Der Saal im Lokal „Zur 3. Halbzeit“ platzte aus allen Nähten. Mit soviel Andrang hatte niemand gerechnet. Immer mehr Stühle und Tische wurden hereingetragen, der Rednertisch musste bis ans Ende des Raums geschoben werden, damit alle einen Platz fanden. So geschehen bei der ersten Veranstaltung des neugegründeten „Wittener Forums für Demokratie und Menschenrechte in der Türkei“.

Aufgeklärt wurde über die Hintergründe und Auswirkungen des türkischen Verfassungsreferendums am 16. April. Referent war Journalist und Politologe Ismail Küpeli, der die Vorgänge in der Türkei seit langem intensiv und kritisch beobachtet.

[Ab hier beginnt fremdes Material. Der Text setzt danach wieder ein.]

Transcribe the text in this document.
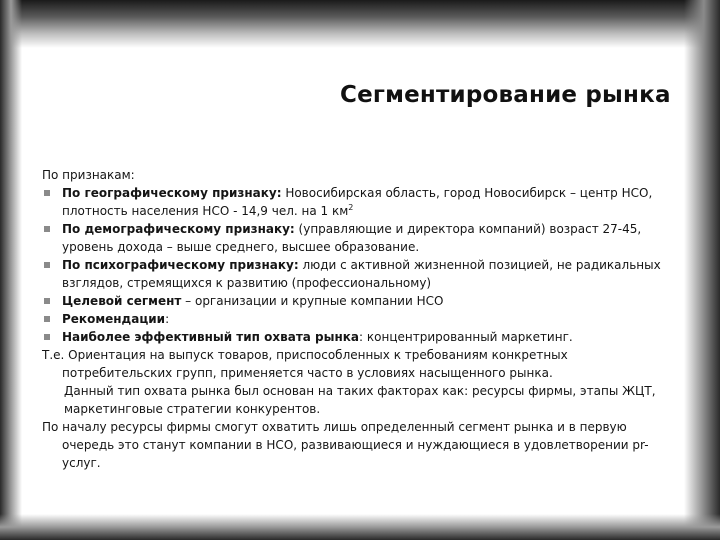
Сегментирование рынка

По признакам:

По географическому признаку: Новосибирская область, город Новосибирск – центр НСО, плотность населения НСО - 14,9 чел. на 1 $км^2$

По демографическому признаку: (управляющие и директора компаний) возраст 27-45, уровень дохода – выше среднего, высшее образование.

По психографическому признаку: люди с активной жизненной позицией, не радикальных взглядов, стремящихся к развитию (профессиональному)

Целевой сегмент – организации и крупные компании НСО

Рекомендации:

Наиболее эффективный тип охвата рынка: концентрированный маркетинг.

Т.е. Ориентация на выпуск товаров, приспособленных к требованиям конкретных

потребительских групп, применяется часто в условиях насыщенного рынка.

Данный тип охвата рынка был основан на таких факторах как: ресурсы фирмы, этапы ЖЦТ,

маркетинговые стратегии конкурентов.

По началу ресурсы фирмы смогут охватить лишь определенный сегмент рынка и в первую

очередь это станут компании в НСО, развивающиеся и нуждающиеся в удовлетворении pr-

услуг.
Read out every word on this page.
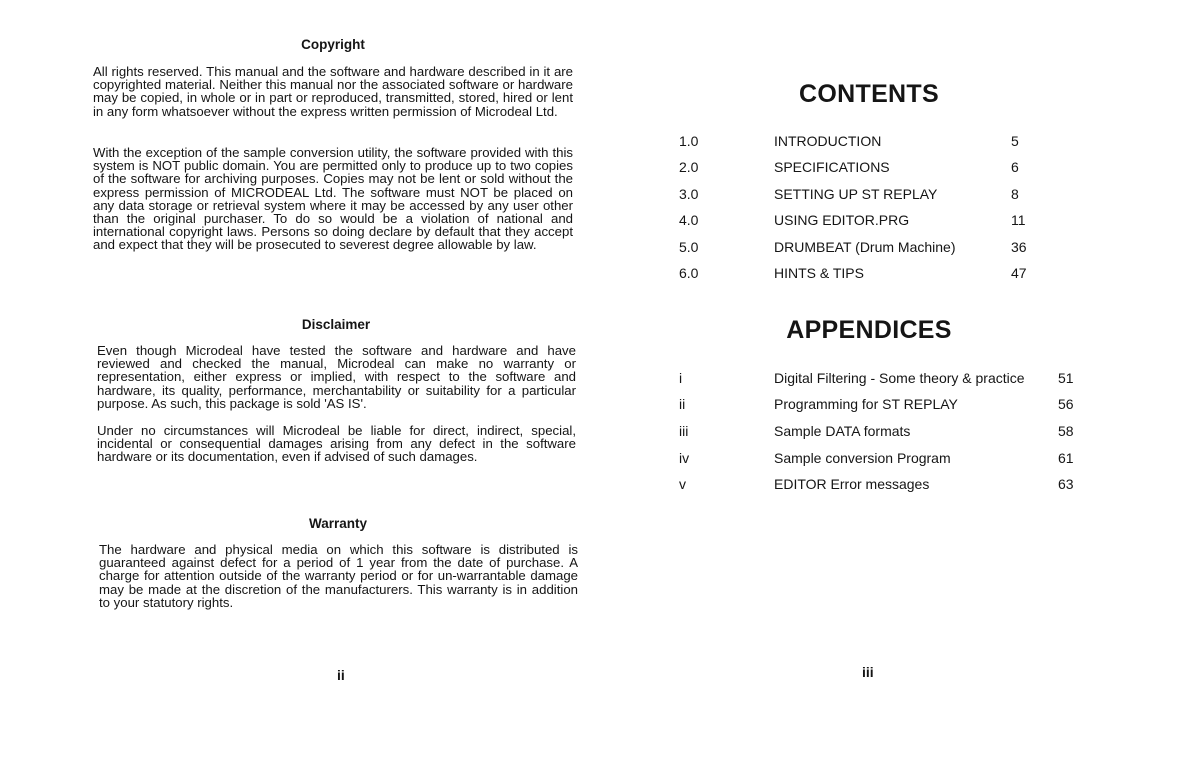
Copyright

All rights reserved. This manual and the software and hardware described in it are copyrighted material. Neither this manual nor the associated software or hardware may be copied, in whole or in part or reproduced, transmitted, stored, hired or lent in any form whatsoever without the express written permission of Microdeal Ltd.

With the exception of the sample conversion utility, the software provided with this system is NOT public domain. You are permitted only to produce up to two copies of the software for archiving purposes. Copies may not be lent or sold without the express permission of MICRODEAL Ltd. The software must NOT be placed on any data storage or retrieval system where it may be accessed by any user other than the original purchaser. To do so would be a violation of national and international copyright laws. Persons so doing declare by default that they accept and expect that they will be prosecuted to severest degree allowable by law.

Disclaimer

Even though Microdeal have tested the software and hardware and have reviewed and checked the manual, Microdeal can make no warranty or representation, either express or implied, with respect to the software and hardware, its quality, performance, merchantability or suitability for a particular purpose. As such, this package is sold 'AS IS'.

Under no circumstances will Microdeal be liable for direct, indirect, special, incidental or consequential damages arising from any defect in the software hardware or its documentation, even if advised of such damages.

Warranty

The hardware and physical media on which this software is distributed is guaranteed against defect for a period of 1 year from the date of purchase. A charge for attention outside of the warranty period or for un-warrantable damage may be made at the discretion of the manufacturers. This warranty is in addition to your statutory rights.

ii
CONTENTS
1.0	INTRODUCTION	5
2.0	SPECIFICATIONS	6
3.0	SETTING UP ST REPLAY	8
4.0	USING EDITOR.PRG	11
5.0	DRUMBEAT (Drum Machine)	36
6.0	HINTS & TIPS	47
APPENDICES
i	Digital Filtering - Some theory & practice 51
ii	Programming for ST REPLAY	56
iii	Sample DATA formats	58
iv	Sample conversion Program	61
v	EDITOR Error messages	63
iii
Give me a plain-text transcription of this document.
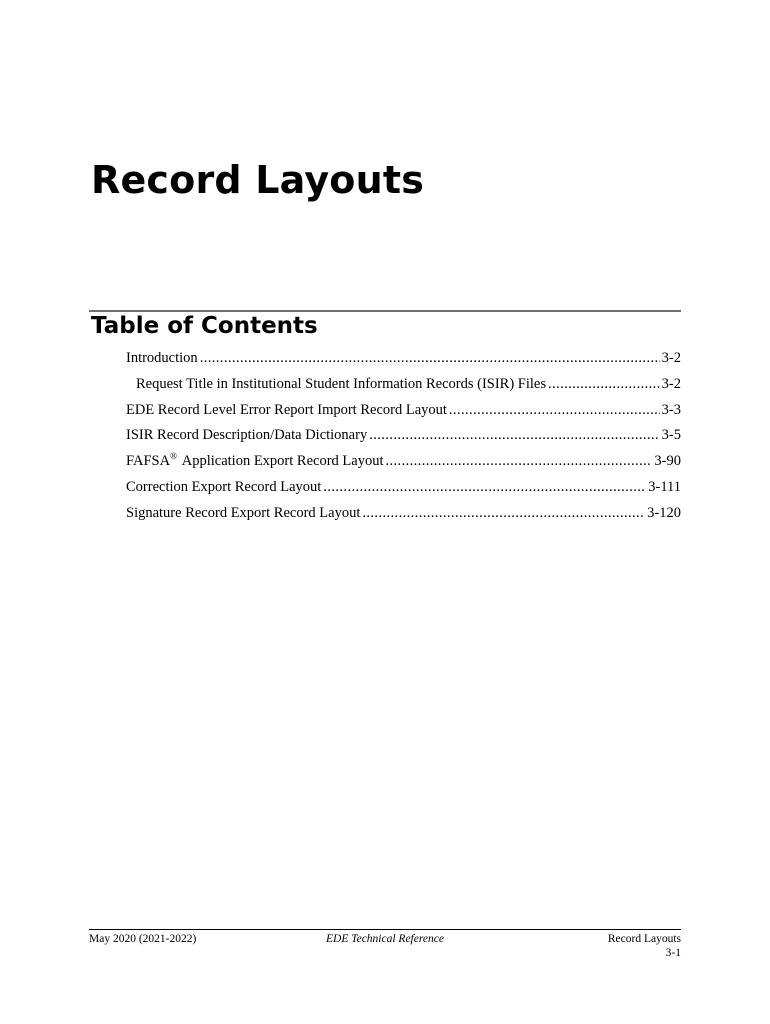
Record Layouts
Table of Contents
Introduction .....	3-2
Request Title in Institutional Student Information Records (ISIR) Files .....	3-2
EDE Record Level Error Report Import Record Layout .....	3-3
ISIR Record Description/Data Dictionary .....	3-5
FAFSA® Application Export Record Layout .....	3-90
Correction Export Record Layout .....	3-111
Signature Record Export Record Layout .....	3-120
May 2020 (2021-2022)	EDE Technical Reference	Record Layouts
3-1
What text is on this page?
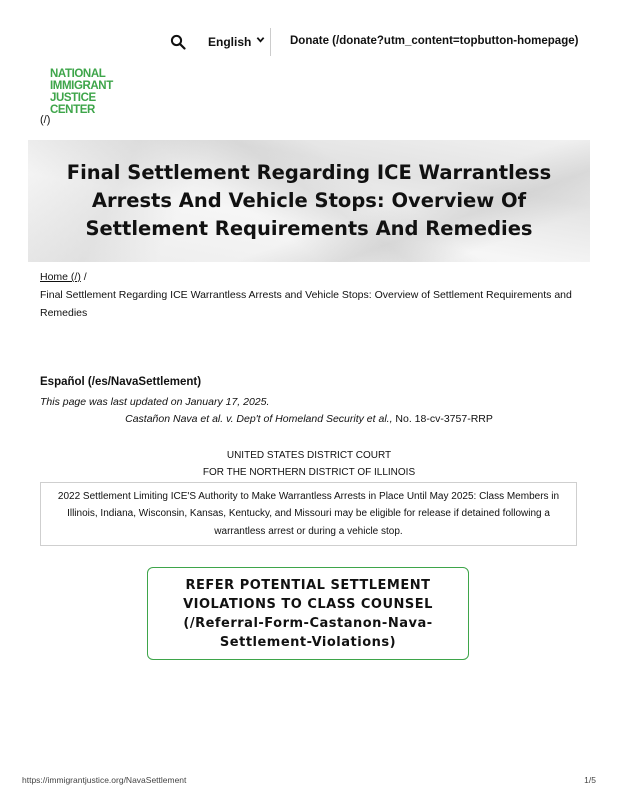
English	Donate (/donate?utm_content=topbutton-homepage)
NATIONAL
IMMIGRANT
JUSTICE CENTER
(/)
Final Settlement Regarding ICE Warrantless Arrests And Vehicle Stops: Overview Of Settlement Requirements And Remedies
Home (/) /
Final Settlement Regarding ICE Warrantless Arrests and Vehicle Stops: Overview of Settlement Requirements and Remedies
Español (/es/NavaSettlement)
This page was last updated on January 17, 2025.
Castañon Nava et al. v. Dep't of Homeland Security et al., No. 18-cv-3757-RRP
UNITED STATES DISTRICT COURT
FOR THE NORTHERN DISTRICT OF ILLINOIS
2022 Settlement Limiting ICE'S Authority to Make Warrantless Arrests in Place Until May 2025: Class Members in Illinois, Indiana, Wisconsin, Kansas, Kentucky, and Missouri may be eligible for release if detained following a warrantless arrest or during a vehicle stop.
REFER POTENTIAL SETTLEMENT VIOLATIONS TO CLASS COUNSEL (/Referral-Form-Castanon-Nava-Settlement-Violations)
https://immigrantjustice.org/NavaSettlement	1/5
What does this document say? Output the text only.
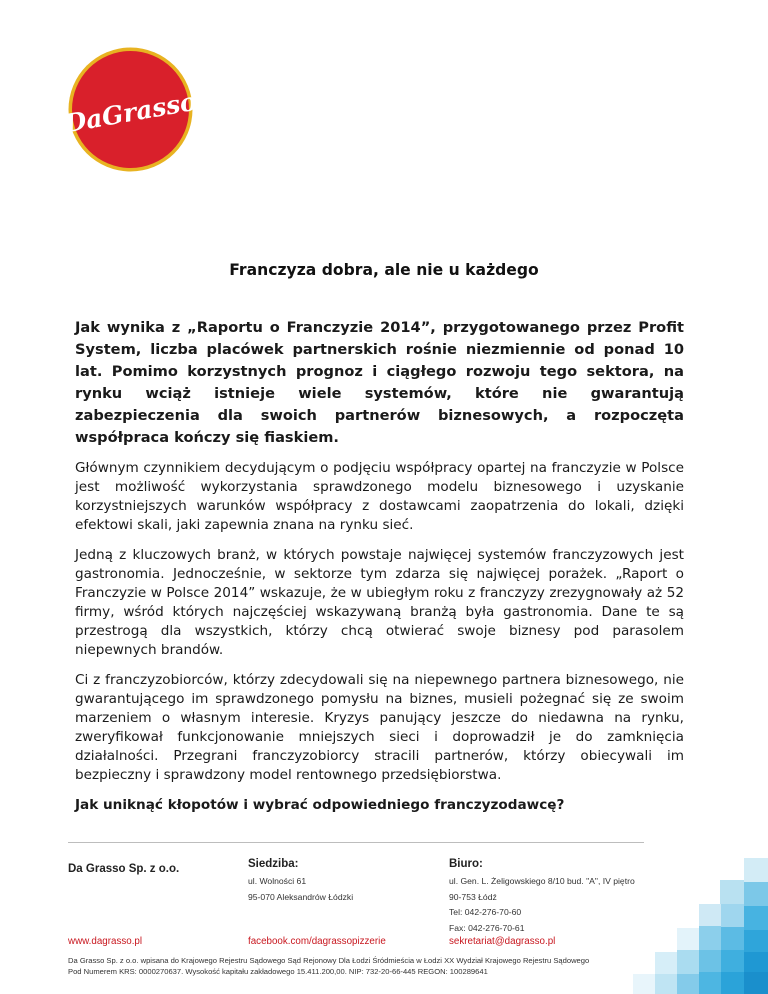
DaGrasso
Franczyza dobra, ale nie u każdego

Jak wynika z „Raportu o Franczyzie 2014”, przygotowanego przez Profit System, liczba placówek partnerskich rośnie niezmiennie od ponad 10 lat. Pomimo korzystnych prognoz i ciągłego rozwoju tego sektora, na rynku wciąż istnieje wiele systemów, które nie gwarantują zabezpieczenia dla swoich partnerów biznesowych, a rozpoczęta współpraca kończy się fiaskiem.

Głównym czynnikiem decydującym o podjęciu współpracy opartej na franczyzie w Polsce jest możliwość wykorzystania sprawdzonego modelu biznesowego i uzyskanie korzystniejszych warunków współpracy z dostawcami zaopatrzenia do lokali, dzięki efektowi skali, jaki zapewnia znana na rynku sieć.

Jedną z kluczowych branż, w których powstaje najwięcej systemów franczyzowych jest gastronomia. Jednocześnie, w sektorze tym zdarza się najwięcej porażek. „Raport o Franczyzie w Polsce 2014” wskazuje, że w ubiegłym roku z franczyzy zrezygnowały aż 52 firmy, wśród których najczęściej wskazywaną branżą była gastronomia. Dane te są przestrogą dla wszystkich, którzy chcą otwierać swoje biznesy pod parasolem niepewnych brandów.

Ci z franczyzobiorców, którzy zdecydowali się na niepewnego partnera biznesowego, nie gwarantującego im sprawdzonego pomysłu na biznes, musieli pożegnać się ze swoim marzeniem o własnym interesie. Kryzys panujący jeszcze do niedawna na rynku, zweryfikował funkcjonowanie mniejszych sieci i doprowadził je do zamknięcia działalności. Przegrani franczyzobiorcy stracili partnerów, którzy obiecywali im bezpieczny i sprawdzony model rentownego przedsiębiorstwa.

Jak uniknąć kłopotów i wybrać odpowiedniego franczyzodawcę?

Da Grasso Sp. z o.o.	Siedziba:
ul. Wolności 61
95-070 Aleksandrów Łódzki
Biuro:
ul. Gen. L. Żeligowskiego 8/10 bud. "A", IV piętro
90-753 Łódź
Tel: 042-276-70-60
Fax: 042-276-70-61
www.dagrasso.pl	facebook.com/dagrassopizzerie	sekretariat@dagrasso.pl
Da Grasso Sp. z o.o. wpisana do Krajowego Rejestru Sądowego Sąd Rejonowy Dla Łodzi Śródmieścia w Łodzi XX Wydział Krajowego Rejestru Sądowego
Pod Numerem KRS: 0000270637. Wysokość kapitału zakładowego 15.411.200,00. NIP: 732-20-66-445 REGON: 100289641
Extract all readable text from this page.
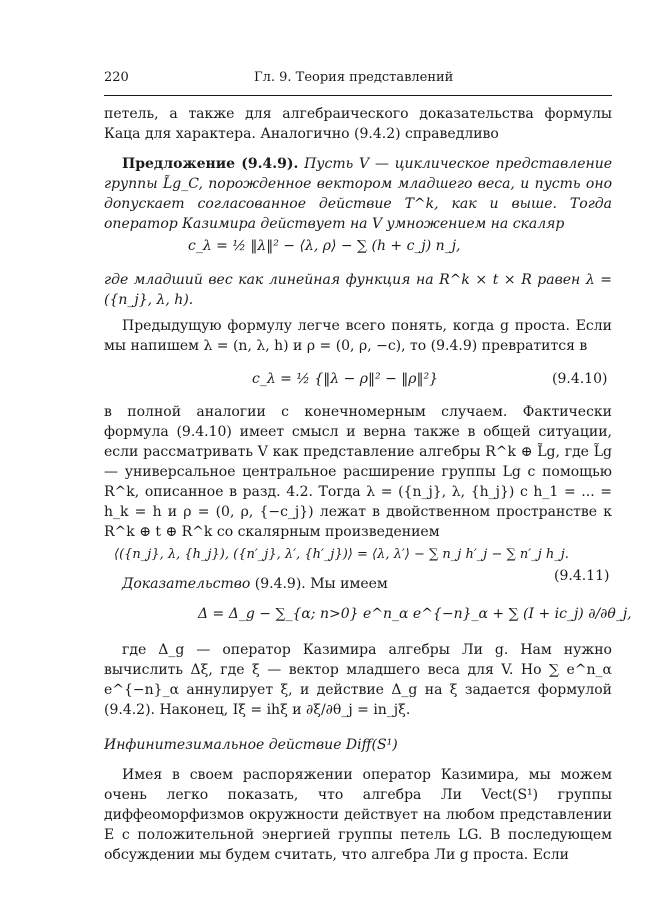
220	Гл. 9. Теория представлений

петель, а также для алгебраического доказательства формулы Каца для характера. Аналогично (9.4.2) справедливо

Предложение (9.4.9). Пусть V — циклическое представление группы L̃g_C, порожденное вектором младшего веса, и пусть оно допускает согласованное действие T^k, как и выше. Тогда оператор Казимира действует на V умножением на скаляр

c_λ = ½ ‖λ‖² − ⟨λ, ρ⟩ − ∑ (h + c_j) n_j,

где младший вес как линейная функция на R^k × t × R равен λ = ({n_j}, λ, h).

Предыдущую формулу легче всего понять, когда g проста. Если мы напишем λ = (n, λ, h) и ρ = (0, ρ, −c), то (9.4.9) превратится в

c_λ = ½ {‖λ − ρ‖² − ‖ρ‖²}	(9.4.10)

в полной аналогии с конечномерным случаем. Фактически формула (9.4.10) имеет смысл и верна также в общей ситуации, если рассматривать V как представление алгебры R^k ⊕ L̃g, где L̃g — универсальное центральное расширение группы Lg с помощью R^k, описанное в разд. 4.2. Тогда λ = ({n_j}, λ, {h_j}) с h_1 = ... = h_k = h и ρ = (0, ρ, {−c_j}) лежат в двойственном пространстве к R^k ⊕ t ⊕ R^k со скалярным произведением

⟨({n_j}, λ, {h_j}), ({n′_j}, λ′, {h′_j})⟩ = ⟨λ, λ′⟩ − ∑ n_j h′_j − ∑ n′_j h_j.
(9.4.11)

Доказательство (9.4.9). Мы имеем

Δ = Δ_g − ∑_{α; n>0} e^n_α e^{−n}_α + ∑ (I + ic_j) ∂/∂θ_j,

где Δ_g — оператор Казимира алгебры Ли g. Нам нужно вычислить Δξ, где ξ — вектор младшего веса для V. Но ∑ e^n_α e^{−n}_α аннулирует ξ, и действие Δ_g на ξ задается формулой (9.4.2). Наконец, Iξ = ihξ и ∂ξ/∂θ_j = in_jξ.

Инфинитезимальное действие Diff(S¹)

Имея в своем распоряжении оператор Казимира, мы можем очень легко показать, что алгебра Ли Vect(S¹) группы диффеоморфизмов окружности действует на любом представлении E с положительной энергией группы петель LG. В последующем обсуждении мы будем считать, что алгебра Ли g проста. Если
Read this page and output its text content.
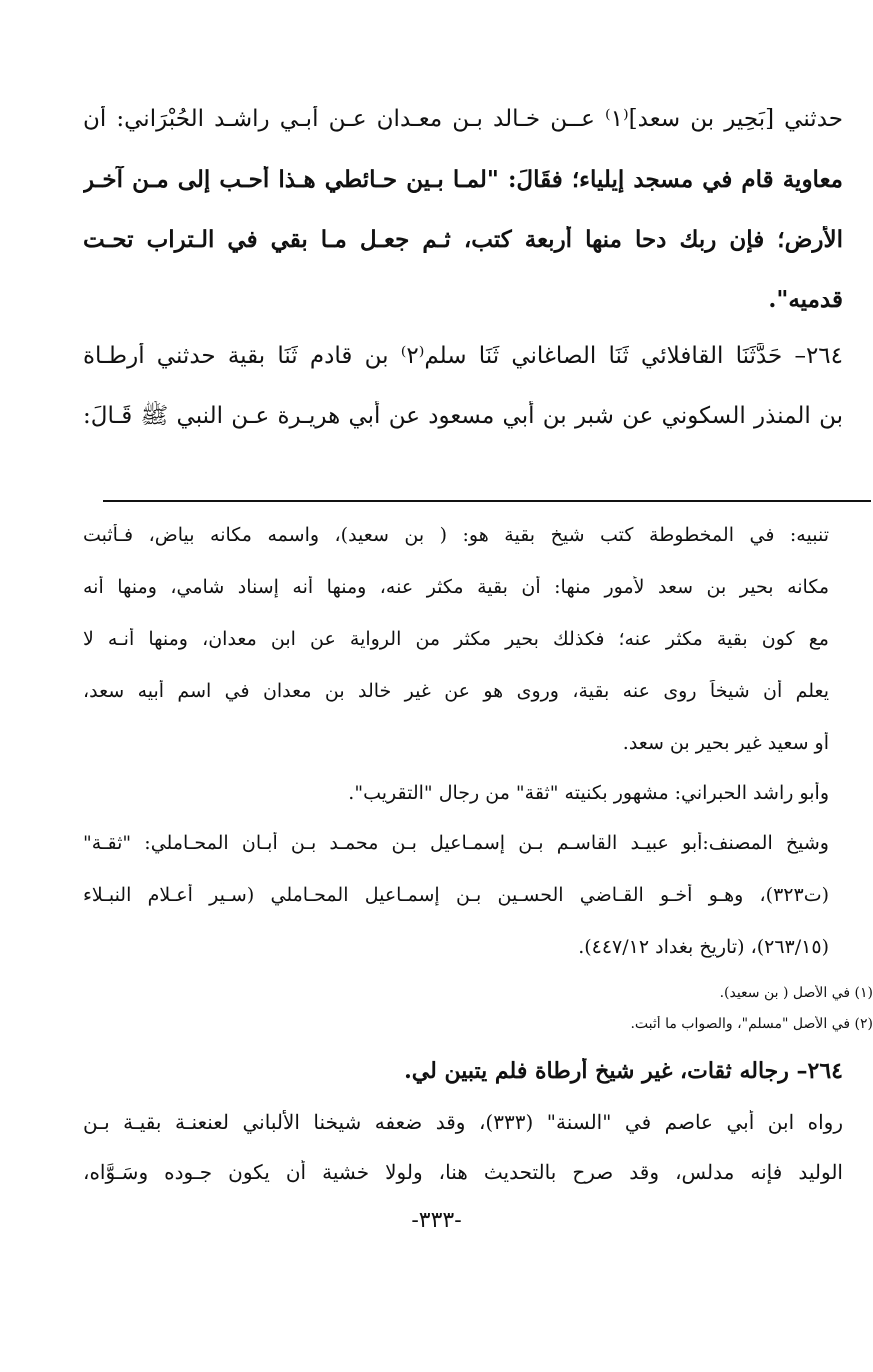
حدثني [بَحِيرِ بن سعد]⁽١⁾ عــن خـالد بـن معـدان عـن أبـي راشـد الحُبْرَاني: أن
معاوية قام في مسجد إيلياء؛ فقَالَ: "لمـا بـين حـائطي هـذا أحـب إلى مـن آخـر
الأرض؛ فإن ربك دحا منها أربعة كتب، ثـم جعـل مـا بقي في الـتراب تحـت
قدميه".
٢٦٤– حَدَّثَنَا القافلائي ثَنَا الصاغاني ثَنَا سلم⁽٢⁾ بن قادم ثَنَا بقية حدثني أرطـاة
بن المنذر السكوني عن شبر بن أبي مسعود عن أبي هريـرة عـن النبي ﷺ قَـالَ:
تنبيه: في المخطوطة كتب شيخ بقية هو: ( بن سعيد)، واسمه مكانه بياض، فـأثبت
مكانه بحير بن سعد لأمور منها: أن بقية مكثر عنه، ومنها أنه إسناد شامي، ومنها أنه
مع كون بقية مكثر عنه؛ فكذلك بحير مكثر من الرواية عن ابن معدان، ومنها أنـه لا
يعلم أن شيخاً روى عنه بقية، وروى هو عن غير خالد بن معدان في اسم أبيه سعد،
أو سعيد غير بحير بن سعد.
وأبو راشد الحبراني: مشهور بكنيته "ثقة" من رجال "التقريب".
وشيخ المصنف:أبو عبيـد القاسـم بـن إسمـاعيل بـن محمـد بـن أبـان المحـاملي: "ثقـة"
(ت٣٢٣)، وهـو أخـو القـاضي الحسـين بـن إسمـاعيل المحـاملي (سـير أعـلام النبـلاء
(٢٦٣/١٥)، (تاريخ بغداد ٤٤٧/١٢).
(١) في الأصل ( بن سعيد).
(٢) في الأصل "مسلم"، والصواب ما أثبت.
٢٦٤– رجاله ثقات، غير شيخ أرطاة فلم يتبين لي.
رواه ابن أبي عاصم في "السنة" (٣٣٣)، وقد ضعفه شيخنا الألباني لعنعنـة بقيـة بـن
الوليد فإنه مدلس، وقد صرح بالتحديث هنا، ولولا خشية أن يكون جـوده وسَـوَّاه،
-٣٣٣-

Kernpunkt des Vortrags und der anschließenden Frage- und Diskussionsrunde waren nicht die Paragraphen eines möglichen neuen Systems in der Türkei, sondern das System selbst. Und das wurde von Ismail Küpeli aufs Heftigste kritisiert.
Er verglich verschiedene Präsidialsysteme miteinander, die in der Praxis funktionieren, mit dem Präsidialsystem, das in der Türkei eingeführt werden soll und stellte fest: „Die Gewaltenteilung als zentrales Element einer Präsidialregierung existiert in der Türkei nicht.“ Erdogan könne, sollte das Referendum durchkommen, so Ismail Küpeli, „nicht nur die Posten ändern, er kann auch die Spielregeln ändern. Die Verfassung in dieser Form ist anti-demokratisch.“
Zum Referendum, das von vielen Kritikern als „letzte Ausfahrt vor der Autokratie“ bezeichnet wird, urteilte er: „Diese Ausfahrt ist schon lange verpasst worden.“ Bei einer positiven Abstimmung sei „nicht auszudenken“, was künftig in der Türkei passieren könne.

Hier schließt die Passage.